I strongly believe in standing up for myself and standing up for others from my country in the sport, so need be. They don’t necessarily appreciate that because I’m a female and females don’t get their due justice in this sport and in sports in general to be fair. Especially in the Caribbean they feel like you should just sit down, be quiet and be a yes ma’am.  You shouldn’t have an opinion. I don’t believe in that; If I believe A says A and you want to tell me A says B, I’m going to tell you no and I’m going to scream from the highest mountain. I don’t care how much you try to insult me or make fun of me or chastise me about it, I’m standing for what I believe in, and I will stand strong.

That’s just me being different, being and true to myself because before I did what people wanted me to do and be the way people wanted me to be.
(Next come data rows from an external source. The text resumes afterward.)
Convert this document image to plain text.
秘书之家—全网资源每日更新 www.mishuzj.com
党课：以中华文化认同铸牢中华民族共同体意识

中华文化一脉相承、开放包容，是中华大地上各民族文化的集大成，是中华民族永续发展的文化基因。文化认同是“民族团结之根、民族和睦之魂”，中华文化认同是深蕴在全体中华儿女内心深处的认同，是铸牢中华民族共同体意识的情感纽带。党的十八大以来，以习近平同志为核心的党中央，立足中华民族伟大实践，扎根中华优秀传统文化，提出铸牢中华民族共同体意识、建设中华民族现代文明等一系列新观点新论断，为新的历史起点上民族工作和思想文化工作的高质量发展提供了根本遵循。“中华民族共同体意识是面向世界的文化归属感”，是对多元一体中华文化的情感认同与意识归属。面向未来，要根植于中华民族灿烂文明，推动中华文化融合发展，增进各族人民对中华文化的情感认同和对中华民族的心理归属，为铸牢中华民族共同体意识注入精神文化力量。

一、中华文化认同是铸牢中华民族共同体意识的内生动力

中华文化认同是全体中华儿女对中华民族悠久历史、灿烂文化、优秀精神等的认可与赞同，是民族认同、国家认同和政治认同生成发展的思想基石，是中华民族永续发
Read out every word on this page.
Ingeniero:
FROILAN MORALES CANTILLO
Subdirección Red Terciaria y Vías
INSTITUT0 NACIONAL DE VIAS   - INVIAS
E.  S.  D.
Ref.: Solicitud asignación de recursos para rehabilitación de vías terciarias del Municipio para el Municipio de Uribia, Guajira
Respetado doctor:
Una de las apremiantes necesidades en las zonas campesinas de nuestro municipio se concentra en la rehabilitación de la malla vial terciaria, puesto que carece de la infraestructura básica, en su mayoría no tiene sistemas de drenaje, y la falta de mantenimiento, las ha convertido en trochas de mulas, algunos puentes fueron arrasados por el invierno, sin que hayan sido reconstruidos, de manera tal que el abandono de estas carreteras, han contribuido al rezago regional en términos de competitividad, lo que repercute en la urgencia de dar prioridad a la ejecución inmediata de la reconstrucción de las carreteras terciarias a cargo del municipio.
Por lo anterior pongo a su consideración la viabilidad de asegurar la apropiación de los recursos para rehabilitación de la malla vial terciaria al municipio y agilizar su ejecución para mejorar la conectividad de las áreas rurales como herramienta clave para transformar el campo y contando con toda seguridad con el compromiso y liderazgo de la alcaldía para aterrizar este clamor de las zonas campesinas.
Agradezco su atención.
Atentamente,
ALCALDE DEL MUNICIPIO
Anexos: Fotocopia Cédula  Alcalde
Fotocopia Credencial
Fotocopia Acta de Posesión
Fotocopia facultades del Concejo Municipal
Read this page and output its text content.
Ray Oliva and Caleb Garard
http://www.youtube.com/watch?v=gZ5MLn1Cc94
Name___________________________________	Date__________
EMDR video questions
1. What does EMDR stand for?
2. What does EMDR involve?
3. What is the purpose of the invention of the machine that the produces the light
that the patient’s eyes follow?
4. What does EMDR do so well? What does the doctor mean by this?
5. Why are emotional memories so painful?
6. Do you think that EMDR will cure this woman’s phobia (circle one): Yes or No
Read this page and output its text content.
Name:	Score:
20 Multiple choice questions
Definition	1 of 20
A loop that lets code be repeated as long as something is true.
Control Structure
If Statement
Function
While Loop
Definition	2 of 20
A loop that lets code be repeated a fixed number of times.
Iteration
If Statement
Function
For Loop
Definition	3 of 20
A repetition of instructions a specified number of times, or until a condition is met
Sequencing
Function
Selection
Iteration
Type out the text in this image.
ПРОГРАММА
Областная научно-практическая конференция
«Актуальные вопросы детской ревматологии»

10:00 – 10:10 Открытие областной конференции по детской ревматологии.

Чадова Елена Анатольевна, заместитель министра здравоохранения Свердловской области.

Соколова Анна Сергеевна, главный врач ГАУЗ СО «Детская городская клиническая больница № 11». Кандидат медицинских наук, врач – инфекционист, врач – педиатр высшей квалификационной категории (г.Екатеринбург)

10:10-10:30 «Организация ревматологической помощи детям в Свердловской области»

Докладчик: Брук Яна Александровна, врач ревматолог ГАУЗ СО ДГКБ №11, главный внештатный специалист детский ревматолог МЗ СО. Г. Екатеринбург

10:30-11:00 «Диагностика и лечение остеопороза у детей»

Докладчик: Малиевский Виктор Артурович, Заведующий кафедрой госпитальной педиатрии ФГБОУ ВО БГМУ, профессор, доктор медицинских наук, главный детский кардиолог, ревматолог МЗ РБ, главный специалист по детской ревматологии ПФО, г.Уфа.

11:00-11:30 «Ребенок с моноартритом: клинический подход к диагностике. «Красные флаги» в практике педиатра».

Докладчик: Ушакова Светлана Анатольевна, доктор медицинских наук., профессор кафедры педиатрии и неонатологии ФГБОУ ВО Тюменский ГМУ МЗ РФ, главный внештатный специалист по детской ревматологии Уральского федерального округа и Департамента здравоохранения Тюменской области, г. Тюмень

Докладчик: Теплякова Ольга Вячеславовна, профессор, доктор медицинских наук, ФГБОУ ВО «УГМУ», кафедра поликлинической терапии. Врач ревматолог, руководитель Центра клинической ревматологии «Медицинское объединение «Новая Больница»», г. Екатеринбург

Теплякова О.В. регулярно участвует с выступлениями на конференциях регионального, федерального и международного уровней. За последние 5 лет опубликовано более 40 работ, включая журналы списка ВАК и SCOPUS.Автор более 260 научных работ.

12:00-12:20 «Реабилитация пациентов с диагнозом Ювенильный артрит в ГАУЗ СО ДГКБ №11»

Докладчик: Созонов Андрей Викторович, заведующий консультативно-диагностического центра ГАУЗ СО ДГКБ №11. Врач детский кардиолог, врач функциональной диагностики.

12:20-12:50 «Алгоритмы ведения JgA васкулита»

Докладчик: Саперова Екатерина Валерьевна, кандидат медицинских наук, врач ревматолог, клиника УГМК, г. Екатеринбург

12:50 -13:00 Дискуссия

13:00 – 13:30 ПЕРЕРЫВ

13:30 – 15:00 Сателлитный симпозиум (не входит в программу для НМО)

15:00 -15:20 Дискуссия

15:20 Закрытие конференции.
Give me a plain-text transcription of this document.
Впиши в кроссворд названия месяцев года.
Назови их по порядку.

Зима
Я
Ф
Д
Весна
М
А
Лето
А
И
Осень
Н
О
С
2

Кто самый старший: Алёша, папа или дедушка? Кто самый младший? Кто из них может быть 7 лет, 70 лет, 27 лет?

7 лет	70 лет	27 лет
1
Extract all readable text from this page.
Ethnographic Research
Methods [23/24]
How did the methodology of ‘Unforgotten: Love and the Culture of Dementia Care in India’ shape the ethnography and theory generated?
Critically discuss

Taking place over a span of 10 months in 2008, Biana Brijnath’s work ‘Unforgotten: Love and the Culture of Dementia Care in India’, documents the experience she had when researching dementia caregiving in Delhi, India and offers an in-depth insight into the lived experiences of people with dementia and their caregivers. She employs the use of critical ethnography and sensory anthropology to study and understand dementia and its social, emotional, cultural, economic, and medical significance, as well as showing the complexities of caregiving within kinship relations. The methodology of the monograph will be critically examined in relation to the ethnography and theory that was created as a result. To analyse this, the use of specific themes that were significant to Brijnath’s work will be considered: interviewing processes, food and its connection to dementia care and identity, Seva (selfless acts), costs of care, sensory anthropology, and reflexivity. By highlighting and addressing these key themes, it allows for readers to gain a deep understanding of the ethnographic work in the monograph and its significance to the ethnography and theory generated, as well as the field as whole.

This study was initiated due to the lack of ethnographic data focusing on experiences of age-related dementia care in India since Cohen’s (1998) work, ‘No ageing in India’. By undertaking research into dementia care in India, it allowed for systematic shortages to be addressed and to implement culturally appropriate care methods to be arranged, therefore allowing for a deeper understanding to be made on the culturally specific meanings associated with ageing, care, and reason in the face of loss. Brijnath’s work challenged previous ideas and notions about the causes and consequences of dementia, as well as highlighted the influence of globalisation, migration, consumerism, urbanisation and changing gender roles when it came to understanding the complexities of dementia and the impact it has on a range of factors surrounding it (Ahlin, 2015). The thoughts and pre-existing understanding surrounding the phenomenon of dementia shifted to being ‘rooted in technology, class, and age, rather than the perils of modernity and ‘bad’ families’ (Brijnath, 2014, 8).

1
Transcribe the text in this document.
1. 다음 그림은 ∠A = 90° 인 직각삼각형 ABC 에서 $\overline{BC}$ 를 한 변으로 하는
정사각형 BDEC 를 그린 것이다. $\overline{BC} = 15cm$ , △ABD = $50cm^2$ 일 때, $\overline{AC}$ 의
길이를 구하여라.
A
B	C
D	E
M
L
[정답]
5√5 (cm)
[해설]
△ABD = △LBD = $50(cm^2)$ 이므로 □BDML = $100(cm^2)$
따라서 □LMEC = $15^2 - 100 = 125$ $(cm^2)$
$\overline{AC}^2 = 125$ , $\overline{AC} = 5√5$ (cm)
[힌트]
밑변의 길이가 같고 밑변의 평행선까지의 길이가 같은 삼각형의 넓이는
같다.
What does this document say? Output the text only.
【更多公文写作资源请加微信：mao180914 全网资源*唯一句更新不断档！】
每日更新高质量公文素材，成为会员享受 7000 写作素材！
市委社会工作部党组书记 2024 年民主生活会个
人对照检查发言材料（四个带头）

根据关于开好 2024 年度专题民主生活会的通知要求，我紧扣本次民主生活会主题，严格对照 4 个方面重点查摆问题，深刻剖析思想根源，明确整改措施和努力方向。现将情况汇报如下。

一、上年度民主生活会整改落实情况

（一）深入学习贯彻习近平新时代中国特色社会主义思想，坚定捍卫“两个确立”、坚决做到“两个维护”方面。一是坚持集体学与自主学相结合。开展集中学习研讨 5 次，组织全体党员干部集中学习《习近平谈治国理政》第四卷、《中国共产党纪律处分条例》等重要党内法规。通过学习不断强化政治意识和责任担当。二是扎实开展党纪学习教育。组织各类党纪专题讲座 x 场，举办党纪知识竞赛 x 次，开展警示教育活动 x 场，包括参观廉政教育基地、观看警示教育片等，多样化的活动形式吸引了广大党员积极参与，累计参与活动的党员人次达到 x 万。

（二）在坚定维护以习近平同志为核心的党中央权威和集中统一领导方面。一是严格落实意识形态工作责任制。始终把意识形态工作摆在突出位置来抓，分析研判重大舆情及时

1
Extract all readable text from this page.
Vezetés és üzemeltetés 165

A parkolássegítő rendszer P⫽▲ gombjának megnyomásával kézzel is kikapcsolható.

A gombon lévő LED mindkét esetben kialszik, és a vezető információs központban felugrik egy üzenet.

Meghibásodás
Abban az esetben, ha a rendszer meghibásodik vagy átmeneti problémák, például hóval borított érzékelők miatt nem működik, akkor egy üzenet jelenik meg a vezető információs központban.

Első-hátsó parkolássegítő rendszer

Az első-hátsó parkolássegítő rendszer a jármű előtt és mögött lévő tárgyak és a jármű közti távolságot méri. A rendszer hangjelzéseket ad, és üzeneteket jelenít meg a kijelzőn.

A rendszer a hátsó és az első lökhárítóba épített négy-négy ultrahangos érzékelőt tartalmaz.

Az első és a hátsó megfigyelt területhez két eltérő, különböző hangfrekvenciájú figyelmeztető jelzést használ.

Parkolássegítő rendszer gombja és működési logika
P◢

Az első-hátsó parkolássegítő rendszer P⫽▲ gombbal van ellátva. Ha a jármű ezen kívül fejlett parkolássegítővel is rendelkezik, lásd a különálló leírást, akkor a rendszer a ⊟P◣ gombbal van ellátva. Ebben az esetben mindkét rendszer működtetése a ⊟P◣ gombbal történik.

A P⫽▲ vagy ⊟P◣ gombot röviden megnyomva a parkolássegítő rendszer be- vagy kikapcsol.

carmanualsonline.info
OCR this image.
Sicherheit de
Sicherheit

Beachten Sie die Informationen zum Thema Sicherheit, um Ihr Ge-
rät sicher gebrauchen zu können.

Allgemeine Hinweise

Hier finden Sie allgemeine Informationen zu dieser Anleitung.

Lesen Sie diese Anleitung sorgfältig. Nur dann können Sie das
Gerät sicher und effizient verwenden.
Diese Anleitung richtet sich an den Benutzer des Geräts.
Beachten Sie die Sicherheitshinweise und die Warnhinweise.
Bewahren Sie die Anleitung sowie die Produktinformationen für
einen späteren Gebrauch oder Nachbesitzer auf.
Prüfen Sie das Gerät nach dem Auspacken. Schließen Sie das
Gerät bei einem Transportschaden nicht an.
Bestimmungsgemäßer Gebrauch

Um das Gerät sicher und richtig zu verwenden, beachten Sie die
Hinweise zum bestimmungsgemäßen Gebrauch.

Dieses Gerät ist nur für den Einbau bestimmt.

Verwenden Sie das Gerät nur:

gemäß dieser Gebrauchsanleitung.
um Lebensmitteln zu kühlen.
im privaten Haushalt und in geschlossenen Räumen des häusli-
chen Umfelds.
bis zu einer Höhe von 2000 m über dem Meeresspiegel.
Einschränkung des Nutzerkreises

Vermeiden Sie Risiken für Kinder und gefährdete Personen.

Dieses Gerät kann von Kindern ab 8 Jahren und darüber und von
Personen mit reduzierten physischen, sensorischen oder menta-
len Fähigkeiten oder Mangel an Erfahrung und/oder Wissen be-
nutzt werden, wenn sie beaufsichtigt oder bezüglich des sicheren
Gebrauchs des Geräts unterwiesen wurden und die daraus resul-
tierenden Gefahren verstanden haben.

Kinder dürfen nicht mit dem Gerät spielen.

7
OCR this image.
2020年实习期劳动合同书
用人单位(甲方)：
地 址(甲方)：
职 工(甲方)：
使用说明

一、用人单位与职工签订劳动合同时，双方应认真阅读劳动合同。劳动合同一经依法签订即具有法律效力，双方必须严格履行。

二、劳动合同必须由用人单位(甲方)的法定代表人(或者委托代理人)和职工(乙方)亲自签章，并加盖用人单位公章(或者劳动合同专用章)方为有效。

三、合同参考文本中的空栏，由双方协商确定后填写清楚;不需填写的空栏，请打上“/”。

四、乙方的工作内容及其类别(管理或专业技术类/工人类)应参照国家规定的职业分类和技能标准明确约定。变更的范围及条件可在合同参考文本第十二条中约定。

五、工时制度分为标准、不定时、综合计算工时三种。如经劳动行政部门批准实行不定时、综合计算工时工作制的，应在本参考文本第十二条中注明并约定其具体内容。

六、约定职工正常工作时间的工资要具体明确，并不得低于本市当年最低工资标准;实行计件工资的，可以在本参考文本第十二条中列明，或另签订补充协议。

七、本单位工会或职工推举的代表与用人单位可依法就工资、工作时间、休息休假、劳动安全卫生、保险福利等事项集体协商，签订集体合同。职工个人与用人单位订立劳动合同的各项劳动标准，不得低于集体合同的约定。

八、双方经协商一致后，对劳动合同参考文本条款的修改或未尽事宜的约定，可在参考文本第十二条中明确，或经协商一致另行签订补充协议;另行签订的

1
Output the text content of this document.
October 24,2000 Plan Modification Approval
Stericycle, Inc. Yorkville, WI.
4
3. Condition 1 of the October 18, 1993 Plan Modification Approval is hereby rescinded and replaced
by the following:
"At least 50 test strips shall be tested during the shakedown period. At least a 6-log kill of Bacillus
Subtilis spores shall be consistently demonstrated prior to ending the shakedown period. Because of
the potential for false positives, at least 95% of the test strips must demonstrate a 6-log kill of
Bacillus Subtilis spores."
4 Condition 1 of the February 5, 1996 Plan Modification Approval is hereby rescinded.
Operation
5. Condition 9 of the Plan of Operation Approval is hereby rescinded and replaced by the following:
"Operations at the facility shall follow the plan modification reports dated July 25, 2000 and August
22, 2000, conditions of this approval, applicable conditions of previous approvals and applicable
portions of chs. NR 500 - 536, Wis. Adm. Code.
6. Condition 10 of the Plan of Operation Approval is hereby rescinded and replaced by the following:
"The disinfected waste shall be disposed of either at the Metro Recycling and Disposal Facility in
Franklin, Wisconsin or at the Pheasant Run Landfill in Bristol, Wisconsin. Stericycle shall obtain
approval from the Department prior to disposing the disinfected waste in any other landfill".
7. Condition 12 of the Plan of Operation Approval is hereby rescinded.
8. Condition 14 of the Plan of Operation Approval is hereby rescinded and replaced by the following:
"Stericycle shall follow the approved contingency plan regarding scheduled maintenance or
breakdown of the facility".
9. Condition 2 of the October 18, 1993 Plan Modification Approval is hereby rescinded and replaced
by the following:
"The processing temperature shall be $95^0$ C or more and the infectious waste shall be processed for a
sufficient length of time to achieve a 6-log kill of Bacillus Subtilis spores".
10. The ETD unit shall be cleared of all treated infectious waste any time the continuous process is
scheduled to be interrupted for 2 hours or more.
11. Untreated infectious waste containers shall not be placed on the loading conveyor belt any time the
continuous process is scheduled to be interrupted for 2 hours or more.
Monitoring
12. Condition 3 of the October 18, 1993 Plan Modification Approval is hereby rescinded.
I wasn’t happy and it wasn’t fun, people just never saw it because I always had a smile on my face but inside, I was dying because I wasn’t being myself. I was trying to be who they wanted me to be when I could have been myself, I could have been different.

Who do you consider your biggest supporter, and why?

My biggest supporter would be my parents and my siblings, and that’s because they really have to be 😊. They are truly like my best friends because they know who I am and what I’ve been through. They were there when I wanted to stop athletics, when I cried and when I had to make big life decision. They have held my hand through it all and wiped my tears. When I had to get surgery, my boyfriend flew out to be there with me and my one of my teammates at that time took care of me. I was such a mess, and they were there for me. I am very grateful to them for that because they were with me at my lowest. They didn’t care that people weren’t screaming Anthonique in the stadium, that I wasn’t running 22s and I was no longer word junior champion. After my injuries the shoe companies didn’t stay, but they stayed and they are still here. They’ve been with me from diaper days, when I first became a professional athlete, when I didn’t even necessarily know myself and when I was discovering myself from a teenager to a junior athlete.

I appreciate them and love them to pieces. I don’t say it all the time, but they know. Even now if I need to talk, they will answer the phone. It doesn’t matter if I’m in a different country and I call at 2am, they will sit on that phone and talk to me until I feel better. I even speak to one of my cousins every time I go to a race, and have a little bit of anxiety, he could be at work and he will talk with me and tell me, “Girl you got this. You can do this”. This helps to take my mind off track and field aspect and talk about anything else, because I love to talk and will talk about with anything but my profession.